Quelles solutions avons-nous ? Quelle est la prochaine étape de la construction démocratique européenne ? Revenons aux fondamentaux et à la figure du citoyen, pilier de ce système politique.

Partout, les citoyens appellent à prendre davantage part aux décisions qui les concernent. Partout, des initiatives citoyennes émergent, souvent soutenues par les institutions et les élus. Les concertations, les consultations et les conventions citoyennes se multiplient dans tous les pays de l’Union européenne. 65% des répondants estiment avoir besoin d’une démocratie plus participative, avec des conventions citoyennes. Pour 44% d’entre eux, les Européens ont besoin d’une démocratie plus directe. Le système représentatif n’arrive qu’en troisième position, à 40%. Et c’est ce mouvement qu’il faudrait désormais amplifier. Rendre la parole aux citoyens et partager le pouvoir sont aujourd’hui notre horizon démocratique le plus efficace face aux tentations autoritaires et à la facilité technocratique. C’est un projet exigeant qui suppose de faire confiance aux citoyens et qui doit intégrer de garantir le lien à la décision dans tous les dispositifs de concertation, au risque sinon de disqualifier la participation citoyenne et de renforcer la défiance à l’égard du système politique.

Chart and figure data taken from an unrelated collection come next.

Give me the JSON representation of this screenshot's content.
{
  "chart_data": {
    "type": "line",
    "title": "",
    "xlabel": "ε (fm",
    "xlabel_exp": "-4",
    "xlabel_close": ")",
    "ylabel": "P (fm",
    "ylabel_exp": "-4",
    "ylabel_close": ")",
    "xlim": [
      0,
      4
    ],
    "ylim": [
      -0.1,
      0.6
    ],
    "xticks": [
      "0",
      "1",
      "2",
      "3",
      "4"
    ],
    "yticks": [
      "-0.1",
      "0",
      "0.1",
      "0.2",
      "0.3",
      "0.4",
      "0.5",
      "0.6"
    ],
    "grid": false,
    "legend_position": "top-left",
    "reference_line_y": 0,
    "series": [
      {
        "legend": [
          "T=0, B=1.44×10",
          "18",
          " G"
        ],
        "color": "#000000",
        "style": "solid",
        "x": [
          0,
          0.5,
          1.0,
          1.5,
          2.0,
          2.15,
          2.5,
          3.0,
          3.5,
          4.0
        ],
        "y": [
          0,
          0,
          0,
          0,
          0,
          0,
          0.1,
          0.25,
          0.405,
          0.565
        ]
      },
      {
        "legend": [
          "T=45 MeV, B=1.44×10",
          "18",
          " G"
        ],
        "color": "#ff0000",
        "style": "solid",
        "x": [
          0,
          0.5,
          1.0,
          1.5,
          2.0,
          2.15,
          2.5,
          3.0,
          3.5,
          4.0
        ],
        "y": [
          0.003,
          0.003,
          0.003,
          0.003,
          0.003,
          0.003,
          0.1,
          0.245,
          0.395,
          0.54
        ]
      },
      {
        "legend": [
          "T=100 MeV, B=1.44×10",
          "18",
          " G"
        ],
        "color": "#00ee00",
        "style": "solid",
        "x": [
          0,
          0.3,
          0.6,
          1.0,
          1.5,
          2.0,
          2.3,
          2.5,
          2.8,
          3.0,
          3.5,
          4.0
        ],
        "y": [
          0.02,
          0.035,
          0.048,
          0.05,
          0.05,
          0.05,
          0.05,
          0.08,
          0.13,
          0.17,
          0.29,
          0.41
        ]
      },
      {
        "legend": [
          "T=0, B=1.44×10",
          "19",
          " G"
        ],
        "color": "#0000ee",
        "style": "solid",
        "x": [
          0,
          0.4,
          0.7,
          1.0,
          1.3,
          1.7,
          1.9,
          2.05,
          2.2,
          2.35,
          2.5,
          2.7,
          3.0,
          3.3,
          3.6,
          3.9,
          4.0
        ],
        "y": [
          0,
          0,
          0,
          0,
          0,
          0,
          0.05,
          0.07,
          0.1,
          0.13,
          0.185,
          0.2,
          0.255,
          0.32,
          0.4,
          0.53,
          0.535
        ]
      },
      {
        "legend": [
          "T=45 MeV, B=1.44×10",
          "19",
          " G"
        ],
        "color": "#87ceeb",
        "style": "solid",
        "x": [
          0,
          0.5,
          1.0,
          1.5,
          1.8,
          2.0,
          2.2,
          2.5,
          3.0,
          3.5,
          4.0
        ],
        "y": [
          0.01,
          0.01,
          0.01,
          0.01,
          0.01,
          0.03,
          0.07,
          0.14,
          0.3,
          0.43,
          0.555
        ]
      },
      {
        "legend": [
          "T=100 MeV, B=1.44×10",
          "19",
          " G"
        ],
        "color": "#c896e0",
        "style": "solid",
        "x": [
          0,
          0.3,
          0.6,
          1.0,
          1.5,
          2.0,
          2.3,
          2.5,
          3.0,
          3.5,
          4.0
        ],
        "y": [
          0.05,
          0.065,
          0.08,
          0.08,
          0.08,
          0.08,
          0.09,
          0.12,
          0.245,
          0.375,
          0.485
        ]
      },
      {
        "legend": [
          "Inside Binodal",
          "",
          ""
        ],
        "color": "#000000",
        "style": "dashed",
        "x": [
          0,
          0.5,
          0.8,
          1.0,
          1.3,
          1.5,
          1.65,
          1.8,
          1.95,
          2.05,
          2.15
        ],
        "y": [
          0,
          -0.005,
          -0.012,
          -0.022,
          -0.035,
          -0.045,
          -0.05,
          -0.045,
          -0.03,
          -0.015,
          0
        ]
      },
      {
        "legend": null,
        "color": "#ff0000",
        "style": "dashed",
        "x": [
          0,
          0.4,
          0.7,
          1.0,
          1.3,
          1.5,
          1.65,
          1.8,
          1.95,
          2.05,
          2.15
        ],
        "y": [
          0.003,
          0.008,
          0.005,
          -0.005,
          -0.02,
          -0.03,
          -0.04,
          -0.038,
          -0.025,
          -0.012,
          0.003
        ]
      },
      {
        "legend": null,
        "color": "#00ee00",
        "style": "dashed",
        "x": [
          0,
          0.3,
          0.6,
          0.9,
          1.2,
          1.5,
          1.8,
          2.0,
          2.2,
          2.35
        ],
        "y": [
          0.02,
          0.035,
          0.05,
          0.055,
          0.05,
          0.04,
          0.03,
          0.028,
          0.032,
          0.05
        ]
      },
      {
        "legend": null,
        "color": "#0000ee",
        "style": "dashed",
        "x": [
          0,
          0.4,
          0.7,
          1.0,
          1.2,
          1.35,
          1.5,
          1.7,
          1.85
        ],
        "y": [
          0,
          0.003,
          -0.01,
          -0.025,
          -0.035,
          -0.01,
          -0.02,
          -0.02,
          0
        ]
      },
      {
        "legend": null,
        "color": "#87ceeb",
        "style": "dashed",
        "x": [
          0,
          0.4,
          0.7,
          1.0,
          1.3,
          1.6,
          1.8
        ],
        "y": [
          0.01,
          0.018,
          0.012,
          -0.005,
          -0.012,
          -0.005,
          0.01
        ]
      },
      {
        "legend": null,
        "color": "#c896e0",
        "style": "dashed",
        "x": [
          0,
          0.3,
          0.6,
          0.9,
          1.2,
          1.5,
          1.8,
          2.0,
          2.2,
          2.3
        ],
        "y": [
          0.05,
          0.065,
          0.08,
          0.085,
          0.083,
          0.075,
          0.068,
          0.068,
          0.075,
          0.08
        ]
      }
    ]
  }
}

Le vote ne fait pas la démocratie et les démocraties représentatives sont nombreuses à se rétracter. Face à la concurrence des récits mondialisés sur les modèles les plus efficaces pour répondre aux défis du siècle, l’Europe doit continuer de porter la démocratie comme réponse, une démocratie renouvelée, délibérative et vivante.

C’est l’appel même d’Oleksandra Matviichuk, d’origine ukrainienne, prix Nobel de la paix en 2022 : « Le monde démocratique s’est accoutumé à faire des concessions aux dictatures. […] En tant qu’êtres humains, nous avons le droit de déterminer notre propre identité et de faire nos propres choix démocratiques. […] Il est fondamental que nous défendions nos valeurs précisément au moment où elles sont menacées. Nous ne devons pas devenir le miroir de l’État agresseur. Cette guerre n’est pas une guerre entre deux États, mais entre deux systèmes : l’autoritarisme et la démocratie. Nous nous battons pour pouvoir construire un État où les droits de chacun sont garantis, les autorités doivent rendre des comptes, les tribunaux sont indépendants et la police ne réprime pas violemment les manifestations pacifiques d’étudiants sur la place centrale de la capitale du pays»3Oleksandra Matviichuk, «4 5Discours de la prix Nobel de la paix : « La guerre en Ukraine n’est pas une guerre entre deux États, mais entre deux systèmes : l’autoritarisme et la démocratie » »6, Le Monde, 10 décembre 2022..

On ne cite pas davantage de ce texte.